We've verified that Iraq has failed to disarm. The failure has not been the inspection process, but the UNSC, which refuses to act on this information.
As for Matt's contention that the inspections have kept Hussein from using his weapons, why didn't Saddam use them during the long years there were no inspectors? The answer is the same then as it is today: certain knowledge that the use of WMD on US targets would lead to direct reprisals which would cost him his power, if not his life.
Once he uses WMD, he's finished, and he's smart enough to know that. The only way Hussein stays in power is to keep the threat of NBC warfare alive without actually engaging in it. The actions of the UN, spearheaded by the French/German bloc, play into his plan perfectly. He remains in power, while continuing to thumb his nose at the US.

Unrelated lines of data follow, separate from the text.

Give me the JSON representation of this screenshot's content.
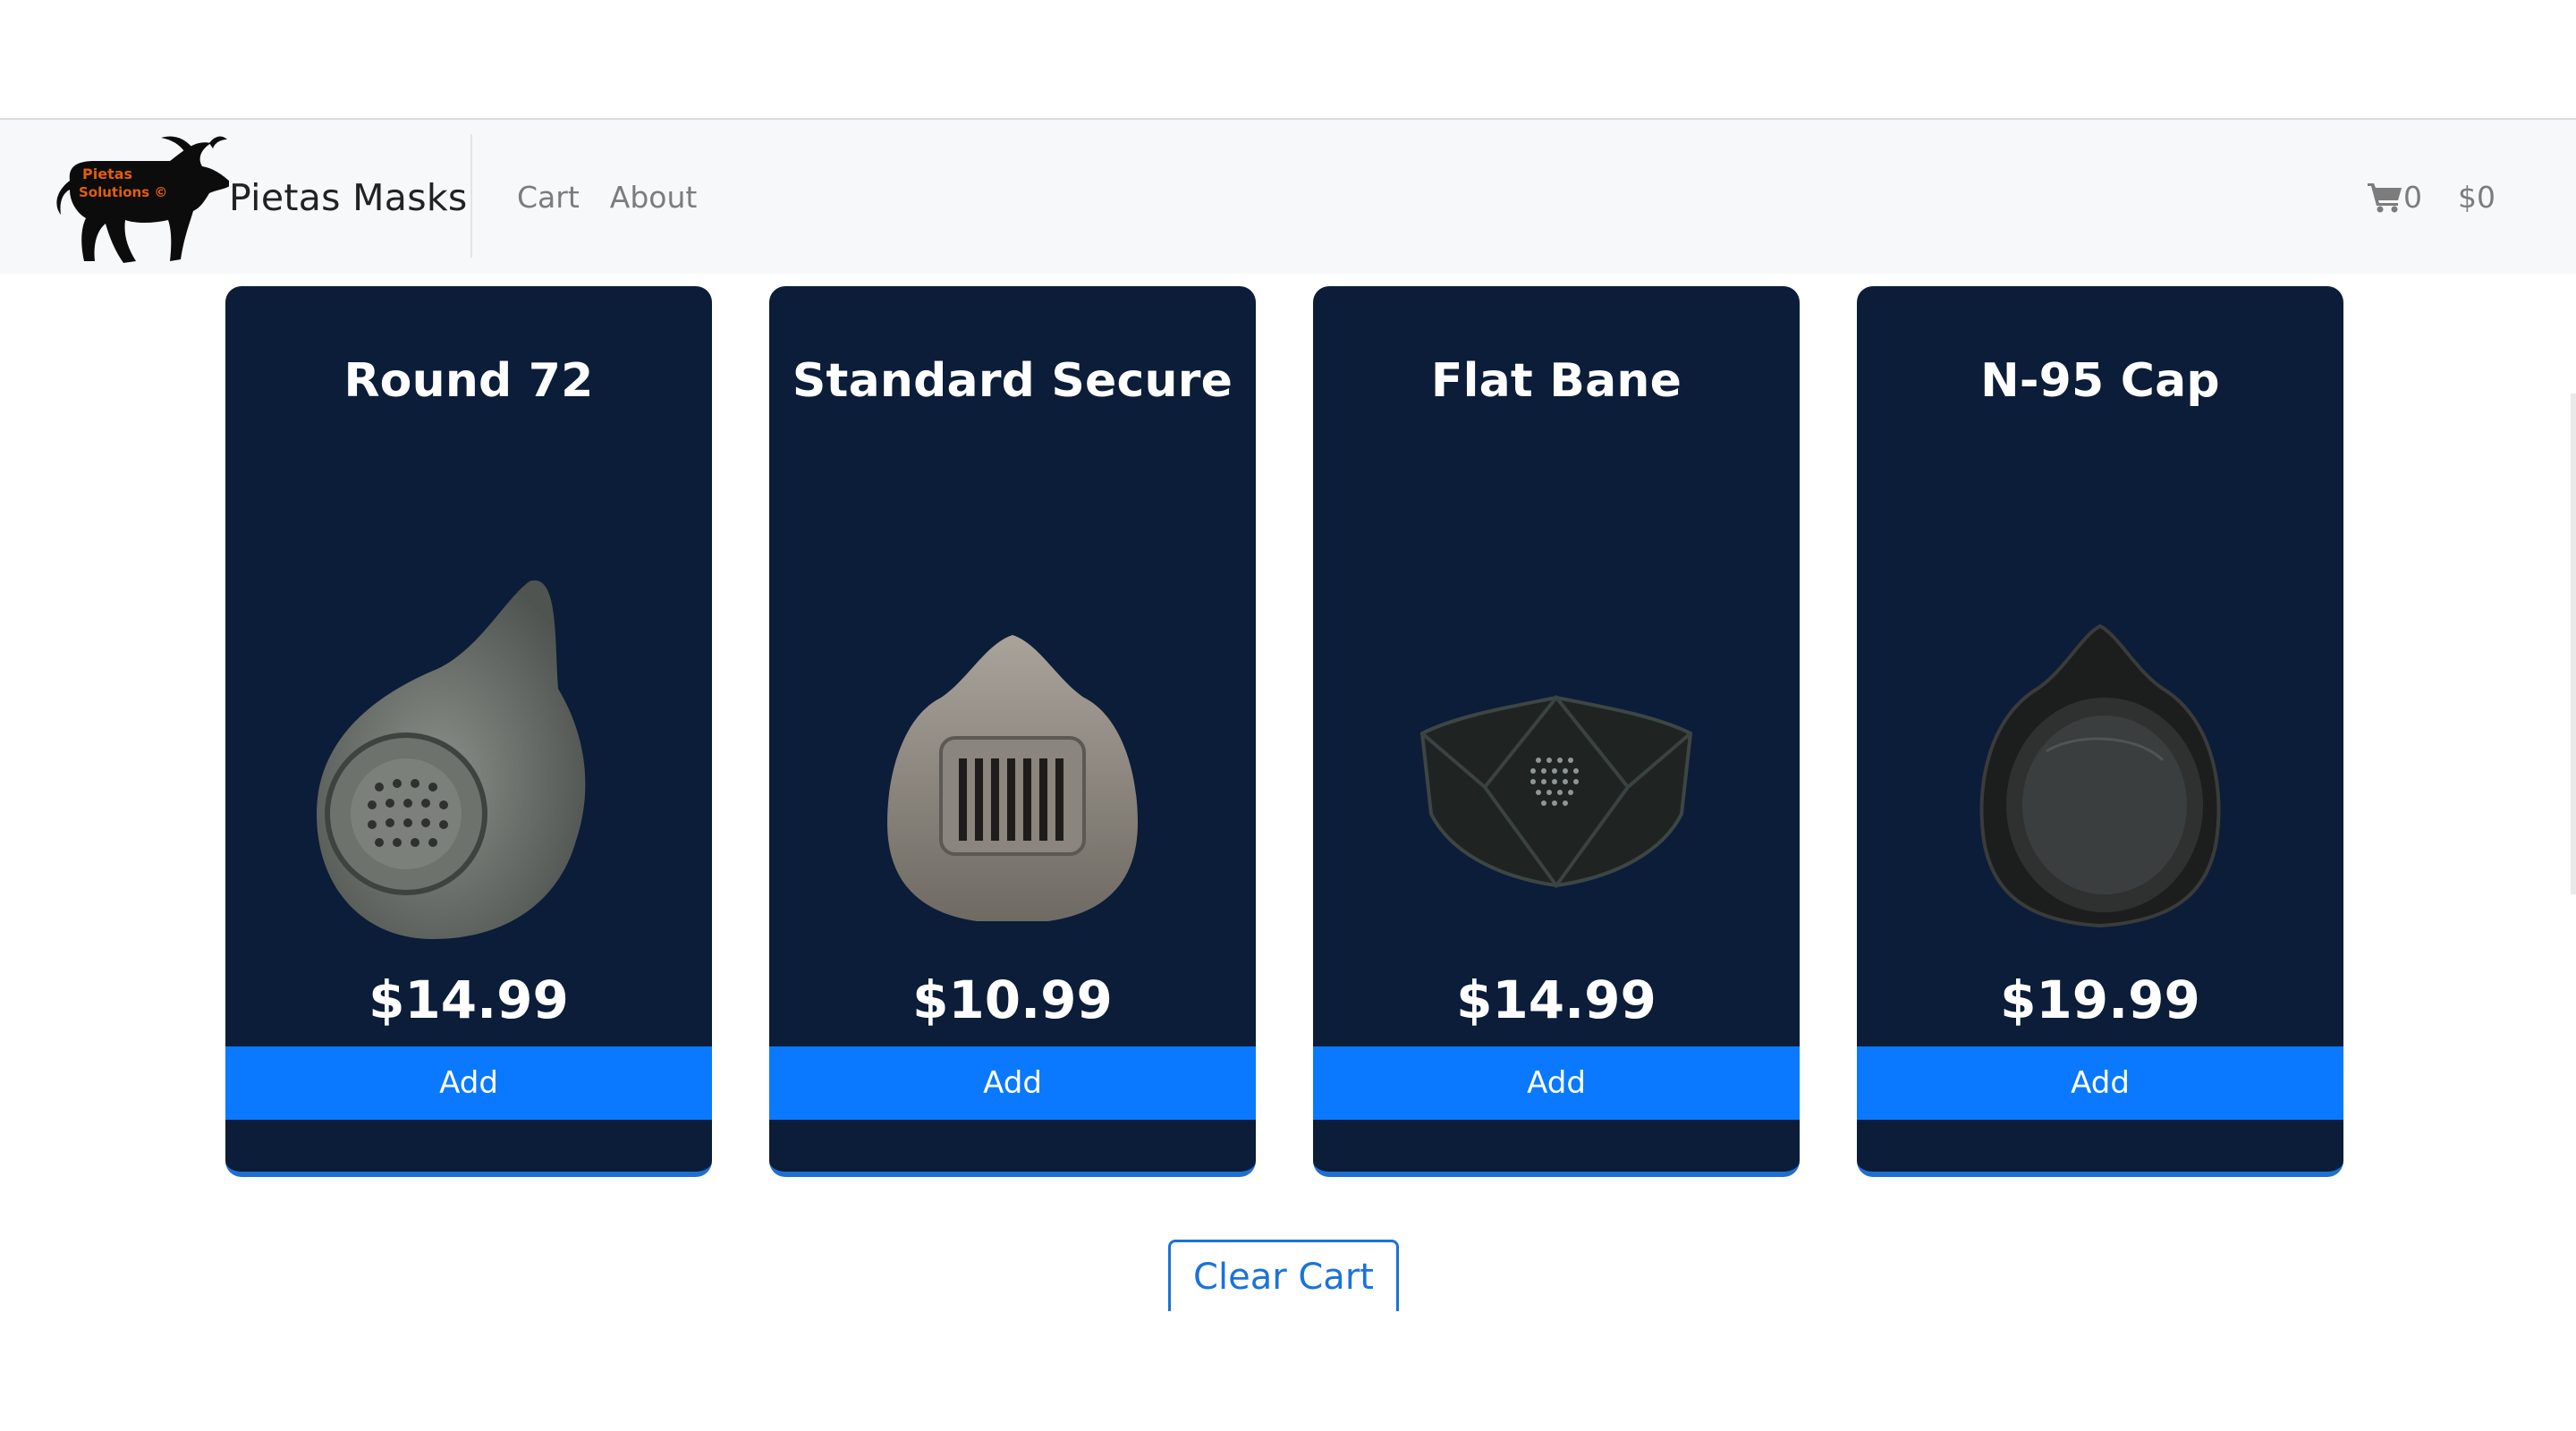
{
  "navbar": {
    "brand_name": "Pietas Masks",
    "logo_text_line1": "Pietas",
    "logo_text_line2": "Solutions ©",
    "links": [
      "Cart",
      "About"
    ],
    "cart_count": "0",
    "cart_total": "$0",
    "cart_icon": "shopping-cart-icon"
  },
  "products": [
    {
      "name": "Round 72",
      "price": "$14.99",
      "button": "Add",
      "image_icon": "round-mask-icon"
    },
    {
      "name": "Standard Secure",
      "price": "$10.99",
      "button": "Add",
      "image_icon": "standard-mask-icon"
    },
    {
      "name": "Flat Bane",
      "price": "$14.99",
      "button": "Add",
      "image_icon": "flat-mask-icon"
    },
    {
      "name": "N-95 Cap",
      "price": "$19.99",
      "button": "Add",
      "image_icon": "n95-mask-icon"
    }
  ],
  "actions": {
    "clear_cart": "Clear Cart"
  },
  "colors": {
    "card_background": "#0b1d38",
    "button_primary": "#0a79ff",
    "link_blue": "#1a73d9"
  }
}
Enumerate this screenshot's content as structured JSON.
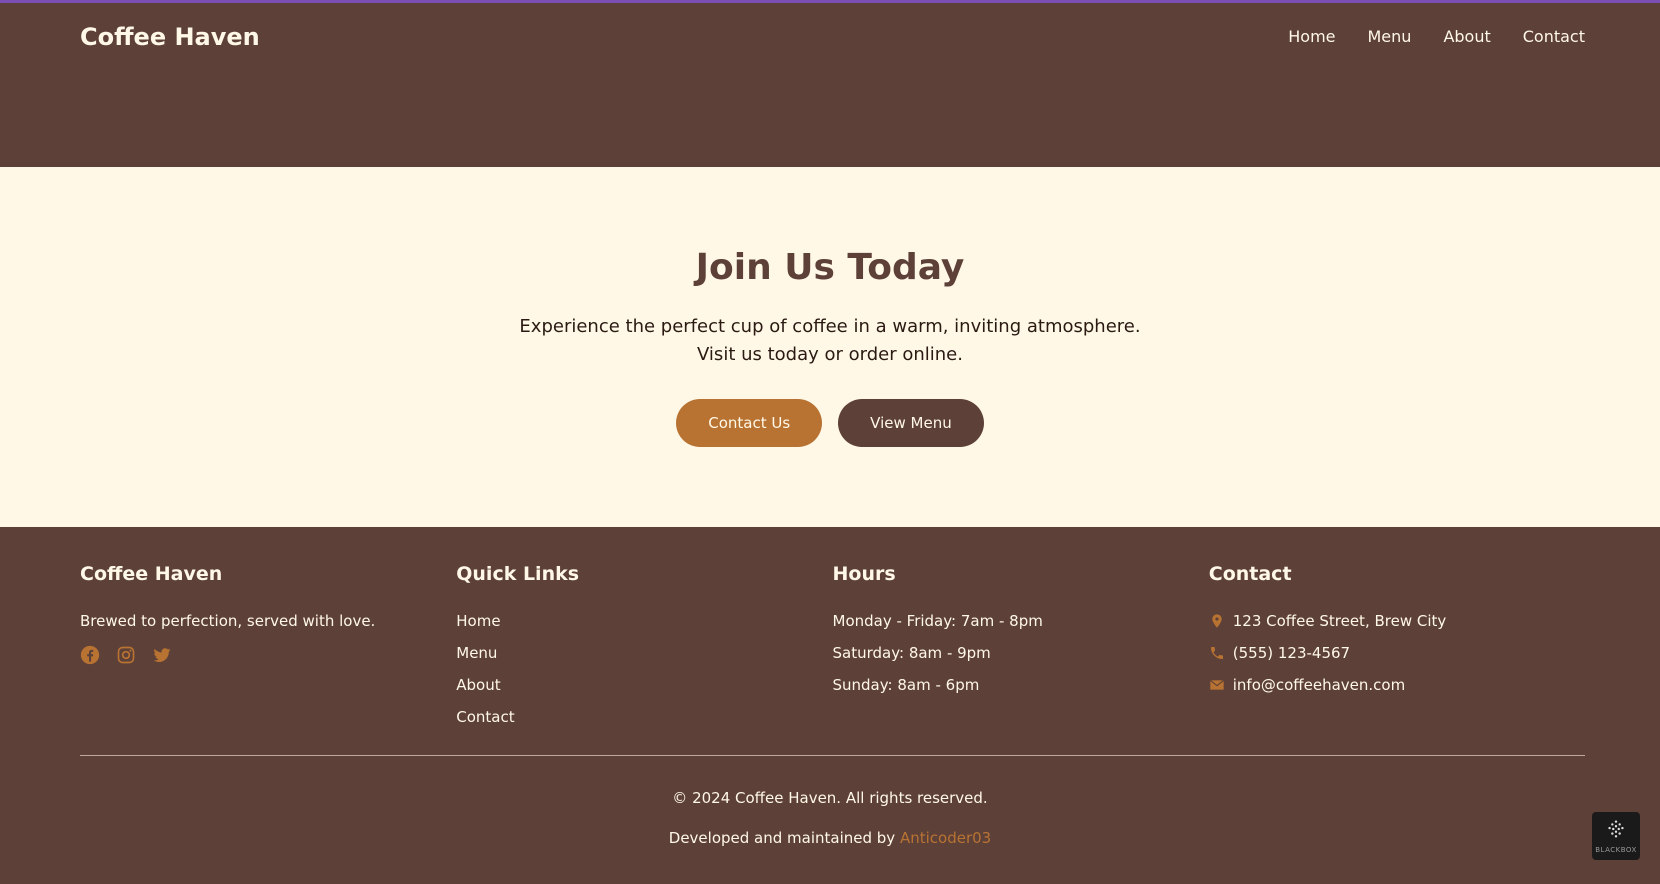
{
  "header": {
    "brand": "Coffee Haven",
    "nav": [
      "Home",
      "Menu",
      "About",
      "Contact"
    ]
  },
  "hero": {
    "title": "Join Us Today",
    "text": "Experience the perfect cup of coffee in a warm, inviting atmosphere. Visit us today or order online.",
    "primary_button": "Contact Us",
    "secondary_button": "View Menu"
  },
  "footer": {
    "about": {
      "heading": "Coffee Haven",
      "tagline": "Brewed to perfection, served with love.",
      "social": [
        "facebook-icon",
        "instagram-icon",
        "twitter-icon"
      ]
    },
    "quick_links": {
      "heading": "Quick Links",
      "links": [
        "Home",
        "Menu",
        "About",
        "Contact"
      ]
    },
    "hours": {
      "heading": "Hours",
      "lines": [
        "Monday - Friday: 7am - 8pm",
        "Saturday: 8am - 9pm",
        "Sunday: 8am - 6pm"
      ]
    },
    "contact": {
      "heading": "Contact",
      "address": "123 Coffee Street, Brew City",
      "phone": "(555) 123-4567",
      "email": "info@coffeehaven.com"
    },
    "copyright": "© 2024 Coffee Haven. All rights reserved.",
    "developed_prefix": "Developed and maintained by ",
    "developer": "Anticoder03"
  },
  "badge": {
    "label": "BLACKBOX"
  },
  "colors": {
    "brown": "#5d4037",
    "cream": "#fff8e7",
    "accent": "#b87333"
  }
}
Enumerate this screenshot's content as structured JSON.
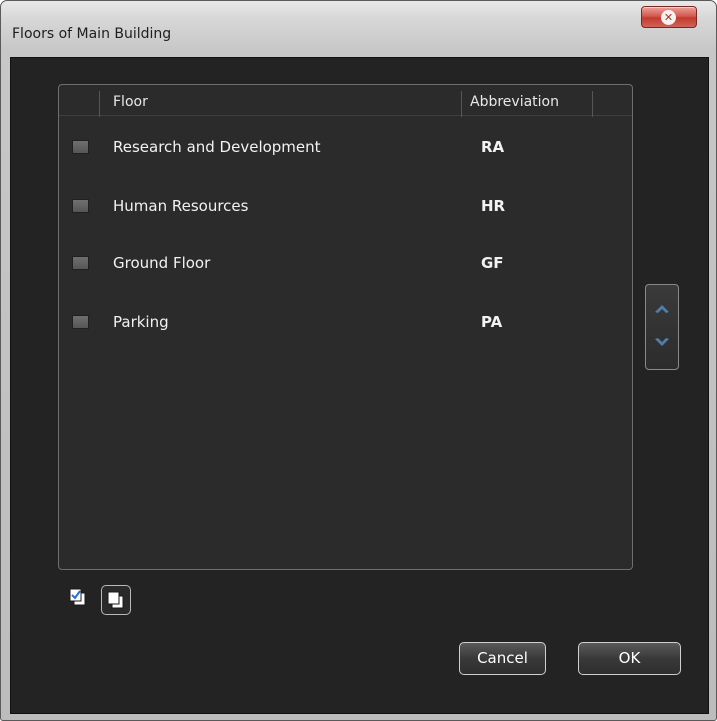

The reason we can't allow this "containment" to work is that there are other groups who can use NBC warfare without losing power because they aren't pinned to a single country. I'm referring of course to terrorists. Hussein would certainly like to use his weapons if they couldn't be traced back to him, and what better way to do that than to sell them to a terrorist group?
No containment policy can prevent Hussein from supplying terrorist groups with chem/bio weapons. That is why we must act against Hussein, and soon.
Sorry for going on so long, Howard.
I reproduced it here because I think this is the key to why we must disarm Iraq now. He has weapons that he can't use himself. The obvious move would be to sell them to somebody who could use them. Yes, we could probably trace them back to him eventually, but unless we have a receipt to bin Laden from Hussein, along with sworn testimony from Noam Chomsky and Michael Moore that the receipt is genuine, France, Germany, China, and the rest will say that the link is tenuous at best, and did not warrant military action.
Hussein could strike with impunity. He could even use the UN inspections as a cover. "I didn't sell any weapons. The inspectors didn't find any, so how could I sell them?"
The only way to prevent this scenario is to destroy the weapons at their source, and that means Iraq must disarm, or be disarmed. So far, they've shown no interest in disarming, prefering instead to circumvent the inspections while continuing their WMD programs.
The only option left on the table is to disarm them.